OPEC is expected to push the Brent crude oil forward curve into backwardation, resulting in lower refining margins, lower prices for shale producers, and reduced downside oil price risks, Bank of America Merill Lynch said in a new report.
Pursuing oil backwardation will likely reduce refining margins as the cartel looks to “recapture dollars away from refiners,” analysts at BofA pointed out. OPEC produces about 33.5 million barrels per day (mbd) of crude but only refines 9.2 mbd.
Moreover, backwardation could squeeze forward oil sellers like shale oil producers or even non-OPEC governments like Mexico.

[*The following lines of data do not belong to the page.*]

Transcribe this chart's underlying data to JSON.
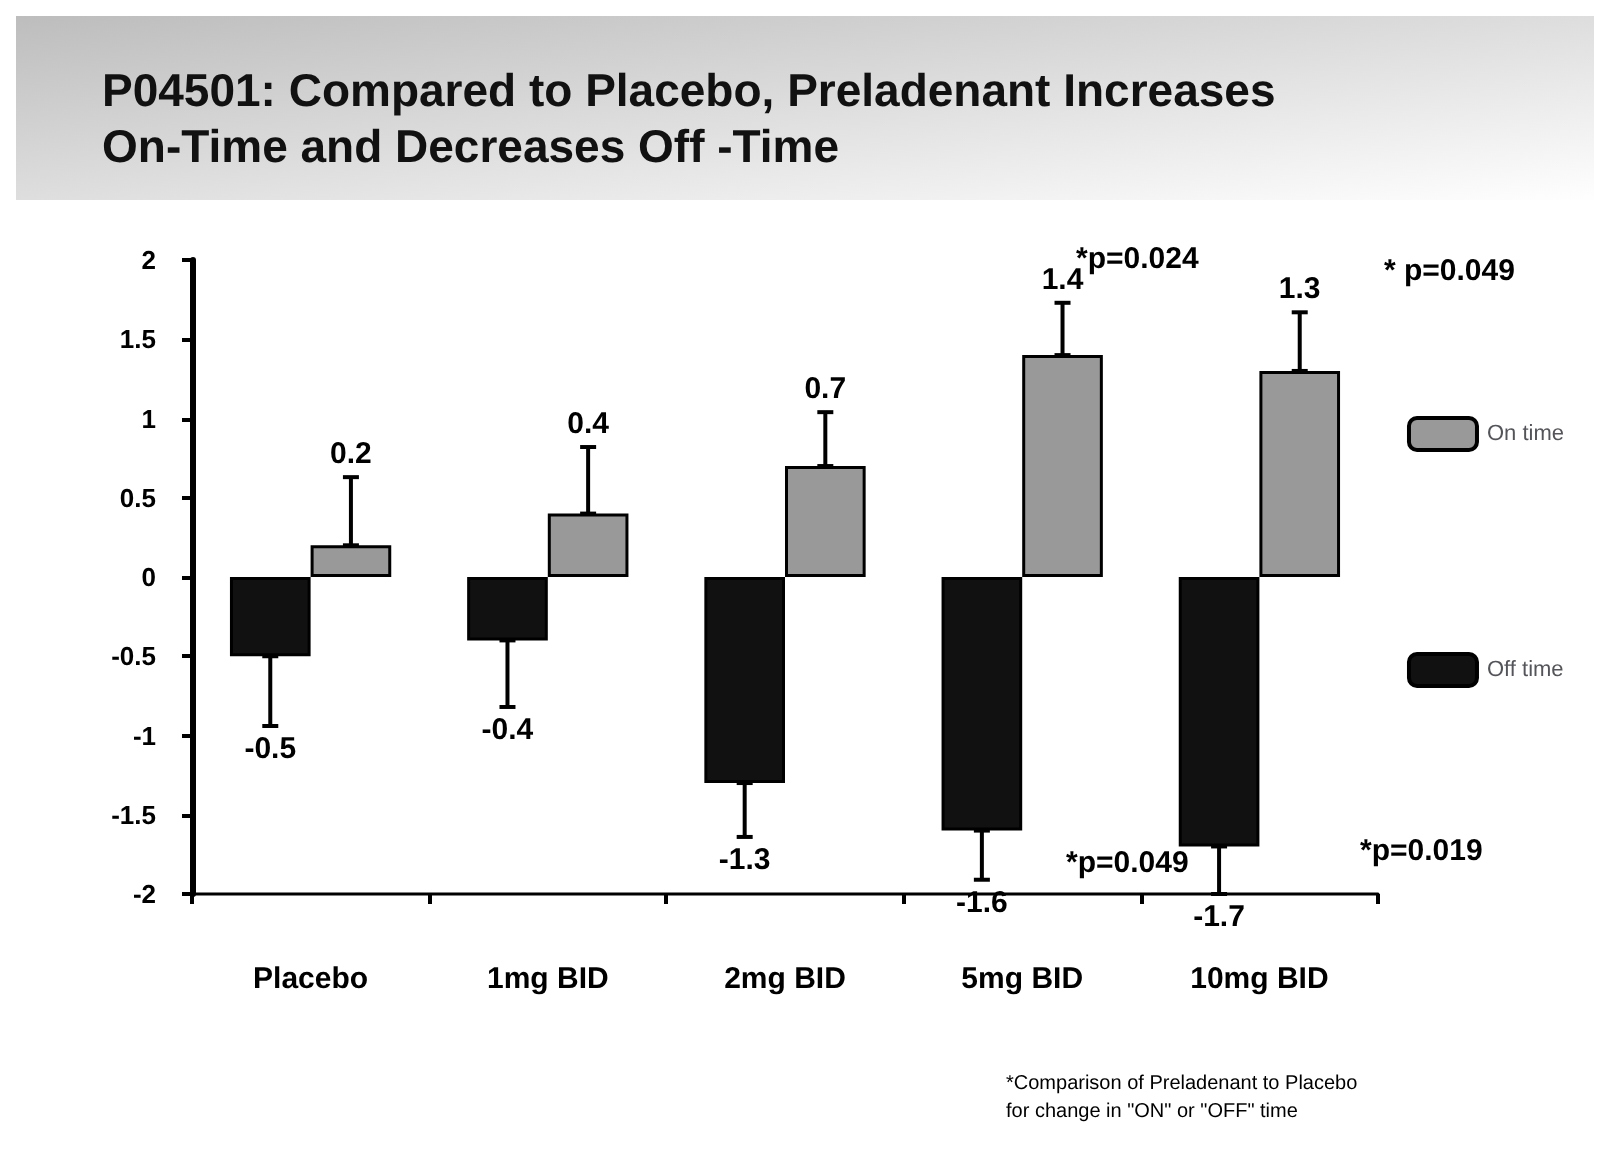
{
  "chart_data": {
    "type": "bar",
    "title": "P04501: Compared to Placebo, Preladenant Increases On-Time and Decreases Off -Time",
    "categories": [
      "Placebo",
      "1mg BID",
      "2mg BID",
      "5mg BID",
      "10mg BID"
    ],
    "series": [
      {
        "name": "Off time",
        "color": "#111111",
        "values": [
          -0.5,
          -0.4,
          -1.3,
          -1.6,
          -1.7
        ],
        "errors": [
          [
            -0.94,
            -0.5
          ],
          [
            -0.82,
            -0.4
          ],
          [
            -1.64,
            -1.3
          ],
          [
            -1.91,
            -1.6
          ],
          [
            -2.0,
            -1.7
          ]
        ]
      },
      {
        "name": "On time",
        "color": "#999999",
        "values": [
          0.2,
          0.4,
          0.7,
          1.4,
          1.3
        ],
        "errors": [
          [
            0.2,
            0.63
          ],
          [
            0.4,
            0.82
          ],
          [
            0.7,
            1.04
          ],
          [
            1.4,
            1.73
          ],
          [
            1.3,
            1.67
          ]
        ]
      }
    ],
    "ylim": [
      -2,
      2
    ],
    "yticks": [
      -2,
      -1.5,
      -1,
      -0.5,
      0,
      0.5,
      1,
      1.5,
      2
    ],
    "grid": false,
    "legend": "right",
    "data_labels": true,
    "annotations": [
      "*p=0.024",
      "* p=0.049",
      "*p=0.049",
      "*p=0.019",
      "*Comparison of Preladenant to Placebo\nfor change in \"ON\" or \"OFF\" time"
    ]
  }
}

“With crude timespreads remaining in contango for two years now, spot sellers in the cartel have suffered the downturn more so than forward sellers,” the report said, noting that forward sellers in fact have benefitted in relative terms, as 12 and 24-month forward prices have averaged $5.6/bbl and $8.9/bbl above spot during the past two years, respectively.
Additionally, downside risks are easier to manage in backwardation – a crucial factor for producers like Saudi Arabia, which has burnt through $180 billion in foreign exchange reserves since oil prices began to tumble.
OPEC, therefore, has historically favored backwardation as it makes crude markets easier to price-manage, allowing producers to capture revenues from refiners, and enabling spot sellers to capture revenues from forward sellers.
“It should thus come as no surprise that Brent has spent 54 percent of the time in backwardation during the past three decades. Meanwhile, WTI, a landlocked regional market where OPEC's influence is much less visible, has spent only about 45 percent of the time in backwardation,” the report said.
But while Saudi Arabia and other OPEC members would be better off if the market moved into backwardation, challenges remain, like high product inventories across the OECD.
“Backwardation will most likely not occur unless total OECD oil stocks draw by at least 150 to 200 million barrels,” BofA said, noting however, that the "clean up" process has already begun, and OECD crude stocks have been on the decline for a few months.
Still, Saudi Arabia will likely have to “maintain some degree of production discipline” within the cartel to reduce global stocks, the report said.
“Since production discipline starts at home, Saudi stocks will remain a key variable to watch as the market rebalances.”